Clearly you need millions in research cash to reinvent the wheel. Like you I also came up with the same obvious idea in the 1990s when trying to write Remote Access Tools for use over 56k modems.

Just goes to show how bad their cameras must have been before this.

11 0 Reply
Tuesday 6th July 2021 09:04 GMT Julz

Re: Differential compression....

Came here to say something very similar. The compression used by Sun Microsystems Sun Ray thin clients used this approach and I guess many other implementations as you have mentioned. It seems that reinventing the wheel can be lucrative though.

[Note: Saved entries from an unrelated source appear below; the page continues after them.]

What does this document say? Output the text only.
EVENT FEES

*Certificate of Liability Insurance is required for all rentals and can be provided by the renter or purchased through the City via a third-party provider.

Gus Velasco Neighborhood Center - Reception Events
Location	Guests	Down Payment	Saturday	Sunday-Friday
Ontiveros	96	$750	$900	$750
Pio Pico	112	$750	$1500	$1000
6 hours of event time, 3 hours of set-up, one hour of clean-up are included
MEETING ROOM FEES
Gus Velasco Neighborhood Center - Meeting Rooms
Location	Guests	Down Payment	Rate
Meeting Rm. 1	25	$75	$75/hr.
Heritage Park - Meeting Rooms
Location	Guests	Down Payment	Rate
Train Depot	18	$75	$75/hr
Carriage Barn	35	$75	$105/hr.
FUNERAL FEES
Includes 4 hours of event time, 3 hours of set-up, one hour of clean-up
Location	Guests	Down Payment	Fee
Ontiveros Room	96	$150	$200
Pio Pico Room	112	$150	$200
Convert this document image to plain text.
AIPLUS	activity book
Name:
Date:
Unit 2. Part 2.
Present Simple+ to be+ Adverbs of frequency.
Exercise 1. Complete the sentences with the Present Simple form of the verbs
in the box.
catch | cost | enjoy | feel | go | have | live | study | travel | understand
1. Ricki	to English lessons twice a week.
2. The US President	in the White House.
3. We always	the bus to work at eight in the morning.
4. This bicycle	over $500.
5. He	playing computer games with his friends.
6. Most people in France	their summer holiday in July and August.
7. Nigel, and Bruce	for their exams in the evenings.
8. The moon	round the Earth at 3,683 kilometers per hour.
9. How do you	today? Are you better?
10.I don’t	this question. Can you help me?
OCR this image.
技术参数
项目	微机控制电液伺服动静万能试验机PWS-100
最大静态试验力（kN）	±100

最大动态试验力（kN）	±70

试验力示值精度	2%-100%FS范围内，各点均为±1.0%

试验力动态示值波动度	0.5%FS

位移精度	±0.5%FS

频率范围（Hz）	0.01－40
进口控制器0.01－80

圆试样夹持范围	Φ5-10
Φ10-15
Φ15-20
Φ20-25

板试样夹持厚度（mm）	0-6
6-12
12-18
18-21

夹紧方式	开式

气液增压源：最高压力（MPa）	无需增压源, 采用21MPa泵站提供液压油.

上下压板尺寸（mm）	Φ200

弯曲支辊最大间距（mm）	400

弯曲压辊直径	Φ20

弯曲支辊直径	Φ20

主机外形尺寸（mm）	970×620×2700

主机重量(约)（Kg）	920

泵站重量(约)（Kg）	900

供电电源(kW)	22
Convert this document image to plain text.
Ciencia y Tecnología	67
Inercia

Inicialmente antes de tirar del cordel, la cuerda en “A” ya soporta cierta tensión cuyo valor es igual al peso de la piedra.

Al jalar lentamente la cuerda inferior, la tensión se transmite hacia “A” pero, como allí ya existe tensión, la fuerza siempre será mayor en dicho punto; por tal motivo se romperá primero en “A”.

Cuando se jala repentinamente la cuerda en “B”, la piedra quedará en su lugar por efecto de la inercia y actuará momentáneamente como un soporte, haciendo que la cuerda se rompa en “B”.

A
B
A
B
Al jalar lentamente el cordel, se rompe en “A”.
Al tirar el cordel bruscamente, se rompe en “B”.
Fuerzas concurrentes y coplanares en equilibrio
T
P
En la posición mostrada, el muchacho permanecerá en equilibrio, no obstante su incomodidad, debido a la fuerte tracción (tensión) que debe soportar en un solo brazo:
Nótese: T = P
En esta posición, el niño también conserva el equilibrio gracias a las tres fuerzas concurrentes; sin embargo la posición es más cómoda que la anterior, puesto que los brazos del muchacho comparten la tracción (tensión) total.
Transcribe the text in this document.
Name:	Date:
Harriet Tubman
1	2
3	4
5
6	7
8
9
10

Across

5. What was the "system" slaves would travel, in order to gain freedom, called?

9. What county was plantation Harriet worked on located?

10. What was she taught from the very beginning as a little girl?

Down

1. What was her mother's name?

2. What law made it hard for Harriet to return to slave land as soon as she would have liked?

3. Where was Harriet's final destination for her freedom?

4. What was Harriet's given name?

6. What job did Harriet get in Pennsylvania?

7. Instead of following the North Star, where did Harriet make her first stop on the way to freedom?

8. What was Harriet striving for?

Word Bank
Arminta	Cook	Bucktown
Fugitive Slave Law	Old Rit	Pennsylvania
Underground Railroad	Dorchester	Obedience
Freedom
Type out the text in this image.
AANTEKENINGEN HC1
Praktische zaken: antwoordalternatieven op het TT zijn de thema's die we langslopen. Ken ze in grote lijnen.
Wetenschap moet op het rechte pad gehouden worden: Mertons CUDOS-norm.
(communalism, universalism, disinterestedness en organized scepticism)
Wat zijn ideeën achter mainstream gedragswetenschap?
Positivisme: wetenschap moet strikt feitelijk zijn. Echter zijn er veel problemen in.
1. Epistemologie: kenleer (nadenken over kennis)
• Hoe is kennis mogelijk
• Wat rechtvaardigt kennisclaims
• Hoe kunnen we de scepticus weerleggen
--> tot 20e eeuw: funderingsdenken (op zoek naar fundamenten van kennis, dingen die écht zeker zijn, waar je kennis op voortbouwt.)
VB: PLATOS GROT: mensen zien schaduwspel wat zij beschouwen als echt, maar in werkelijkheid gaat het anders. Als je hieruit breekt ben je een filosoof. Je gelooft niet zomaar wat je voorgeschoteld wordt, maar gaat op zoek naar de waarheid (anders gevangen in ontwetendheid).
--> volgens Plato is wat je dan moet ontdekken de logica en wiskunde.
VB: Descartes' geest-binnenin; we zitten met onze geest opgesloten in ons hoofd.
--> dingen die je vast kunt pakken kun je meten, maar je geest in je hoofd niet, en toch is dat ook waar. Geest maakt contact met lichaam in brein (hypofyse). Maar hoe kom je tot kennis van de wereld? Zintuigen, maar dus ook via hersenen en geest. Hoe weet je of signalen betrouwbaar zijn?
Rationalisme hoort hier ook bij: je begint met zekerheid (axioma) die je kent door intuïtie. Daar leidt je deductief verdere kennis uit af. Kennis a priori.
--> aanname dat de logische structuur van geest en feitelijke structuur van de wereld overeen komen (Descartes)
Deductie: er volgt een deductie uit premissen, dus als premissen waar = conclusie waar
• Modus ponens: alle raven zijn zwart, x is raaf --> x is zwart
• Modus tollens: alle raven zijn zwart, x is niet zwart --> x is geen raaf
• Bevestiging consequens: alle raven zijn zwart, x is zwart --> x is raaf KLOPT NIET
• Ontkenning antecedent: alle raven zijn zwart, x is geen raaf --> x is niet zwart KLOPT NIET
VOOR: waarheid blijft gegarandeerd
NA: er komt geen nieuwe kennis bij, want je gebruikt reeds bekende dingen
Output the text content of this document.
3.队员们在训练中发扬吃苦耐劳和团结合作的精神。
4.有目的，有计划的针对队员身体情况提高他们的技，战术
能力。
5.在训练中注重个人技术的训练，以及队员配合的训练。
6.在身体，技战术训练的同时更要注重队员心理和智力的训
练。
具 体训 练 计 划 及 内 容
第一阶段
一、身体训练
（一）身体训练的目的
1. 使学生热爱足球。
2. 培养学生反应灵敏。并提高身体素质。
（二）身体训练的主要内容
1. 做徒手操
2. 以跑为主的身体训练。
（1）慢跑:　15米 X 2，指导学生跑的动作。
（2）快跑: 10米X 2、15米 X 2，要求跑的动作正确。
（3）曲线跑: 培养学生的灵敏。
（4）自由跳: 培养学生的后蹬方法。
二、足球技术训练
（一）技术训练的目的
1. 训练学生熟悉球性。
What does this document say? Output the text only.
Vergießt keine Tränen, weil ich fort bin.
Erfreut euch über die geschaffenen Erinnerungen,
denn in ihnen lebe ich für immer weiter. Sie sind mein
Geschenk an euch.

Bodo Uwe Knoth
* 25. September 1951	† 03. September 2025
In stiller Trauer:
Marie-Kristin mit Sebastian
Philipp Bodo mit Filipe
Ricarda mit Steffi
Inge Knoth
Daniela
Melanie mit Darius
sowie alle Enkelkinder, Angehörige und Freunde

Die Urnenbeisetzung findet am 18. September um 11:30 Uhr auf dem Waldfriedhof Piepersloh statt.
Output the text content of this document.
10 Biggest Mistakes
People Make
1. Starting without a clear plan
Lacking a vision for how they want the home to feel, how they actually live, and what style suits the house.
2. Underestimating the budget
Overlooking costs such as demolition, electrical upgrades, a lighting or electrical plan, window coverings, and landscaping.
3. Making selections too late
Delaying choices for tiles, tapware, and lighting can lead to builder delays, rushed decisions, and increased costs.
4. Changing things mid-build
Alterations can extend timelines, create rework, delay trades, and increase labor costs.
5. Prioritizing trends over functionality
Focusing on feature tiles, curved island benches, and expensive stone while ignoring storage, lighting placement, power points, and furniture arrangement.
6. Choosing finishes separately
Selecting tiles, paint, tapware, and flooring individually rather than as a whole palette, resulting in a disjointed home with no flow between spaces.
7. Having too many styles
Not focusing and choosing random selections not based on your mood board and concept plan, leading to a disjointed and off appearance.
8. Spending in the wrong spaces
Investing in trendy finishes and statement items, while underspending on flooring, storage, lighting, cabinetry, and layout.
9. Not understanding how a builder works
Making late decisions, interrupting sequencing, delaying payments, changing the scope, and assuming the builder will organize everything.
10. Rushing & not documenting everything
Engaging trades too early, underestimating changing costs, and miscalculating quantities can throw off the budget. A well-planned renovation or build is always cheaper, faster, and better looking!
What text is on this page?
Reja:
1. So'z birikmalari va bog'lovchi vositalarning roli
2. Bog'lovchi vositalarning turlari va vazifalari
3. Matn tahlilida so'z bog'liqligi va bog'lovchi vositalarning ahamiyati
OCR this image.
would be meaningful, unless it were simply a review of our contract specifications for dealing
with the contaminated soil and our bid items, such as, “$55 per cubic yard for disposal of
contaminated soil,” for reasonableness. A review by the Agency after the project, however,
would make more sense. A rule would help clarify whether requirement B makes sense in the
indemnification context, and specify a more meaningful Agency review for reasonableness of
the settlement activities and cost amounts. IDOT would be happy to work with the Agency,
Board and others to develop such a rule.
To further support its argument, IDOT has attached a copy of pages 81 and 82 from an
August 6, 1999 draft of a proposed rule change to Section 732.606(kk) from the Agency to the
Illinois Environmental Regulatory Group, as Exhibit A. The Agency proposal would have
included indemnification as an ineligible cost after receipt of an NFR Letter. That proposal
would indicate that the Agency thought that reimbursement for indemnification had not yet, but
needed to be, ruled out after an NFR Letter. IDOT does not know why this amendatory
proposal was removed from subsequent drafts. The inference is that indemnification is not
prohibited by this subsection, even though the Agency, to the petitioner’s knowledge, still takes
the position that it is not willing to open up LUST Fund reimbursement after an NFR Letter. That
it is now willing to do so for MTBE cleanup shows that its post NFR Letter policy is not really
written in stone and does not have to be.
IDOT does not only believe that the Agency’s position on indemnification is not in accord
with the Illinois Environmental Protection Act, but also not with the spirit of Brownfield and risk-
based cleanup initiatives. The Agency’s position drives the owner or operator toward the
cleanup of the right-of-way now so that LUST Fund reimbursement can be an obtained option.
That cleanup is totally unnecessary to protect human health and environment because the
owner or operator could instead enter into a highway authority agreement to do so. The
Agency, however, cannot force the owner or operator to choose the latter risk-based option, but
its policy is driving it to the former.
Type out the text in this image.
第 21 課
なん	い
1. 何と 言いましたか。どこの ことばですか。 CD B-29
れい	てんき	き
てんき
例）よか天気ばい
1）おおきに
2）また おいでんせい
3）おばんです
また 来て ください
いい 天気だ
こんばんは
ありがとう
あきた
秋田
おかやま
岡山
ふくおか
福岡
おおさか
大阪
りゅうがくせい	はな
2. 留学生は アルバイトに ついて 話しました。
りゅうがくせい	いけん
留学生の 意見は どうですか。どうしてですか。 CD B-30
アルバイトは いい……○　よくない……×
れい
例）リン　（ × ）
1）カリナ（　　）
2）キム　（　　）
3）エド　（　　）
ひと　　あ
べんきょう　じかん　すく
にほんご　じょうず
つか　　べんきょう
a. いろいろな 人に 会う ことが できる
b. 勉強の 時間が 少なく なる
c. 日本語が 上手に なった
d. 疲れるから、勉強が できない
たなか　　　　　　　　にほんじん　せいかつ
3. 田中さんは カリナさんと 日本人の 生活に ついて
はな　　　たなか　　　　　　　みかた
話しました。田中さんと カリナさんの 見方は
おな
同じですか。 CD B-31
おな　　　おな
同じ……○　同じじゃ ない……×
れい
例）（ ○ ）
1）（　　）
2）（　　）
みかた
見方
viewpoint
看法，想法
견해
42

Edit. Having looked up event cameras there is a twist. They are good at spotting fast moving things which would seem to be useful in a military situation. From wikipedia;

"Image reconstruction from events has the potential to create images and video with high dynamic range, high temporal resolution and minimal motion blur. Image reconstruction can be achieved using temporal smoothing, e.g. high-pass or complementary filter. Alternative methods include optimization and gradient estimation followed by Poisson integration."

2 0 Reply
Tuesday 6th July 2021 10:54 GMT Anonymous South African Coward

Re: Differential compression....

Which begs my question - are remote control software (such as UltraVNC/Remote Desktop/Teamviewer) using differential compression in order to reduce load on the link?

2 0 Reply

Tuesday 6th July 2021 07:23 GMT Gene Cash

"Open sourced"

> The open-sourcing excludes the program’s secure architectures.

So like open-sourcing the Linux kernel, except you just leave out the low-level parts. What's the point, besides buzzword bingo?

6 0 Reply

Tuesday 6th July 2021 09:00 GMT Pascal Monett

"detected by the thermal detector [..] and machine learning algorithms"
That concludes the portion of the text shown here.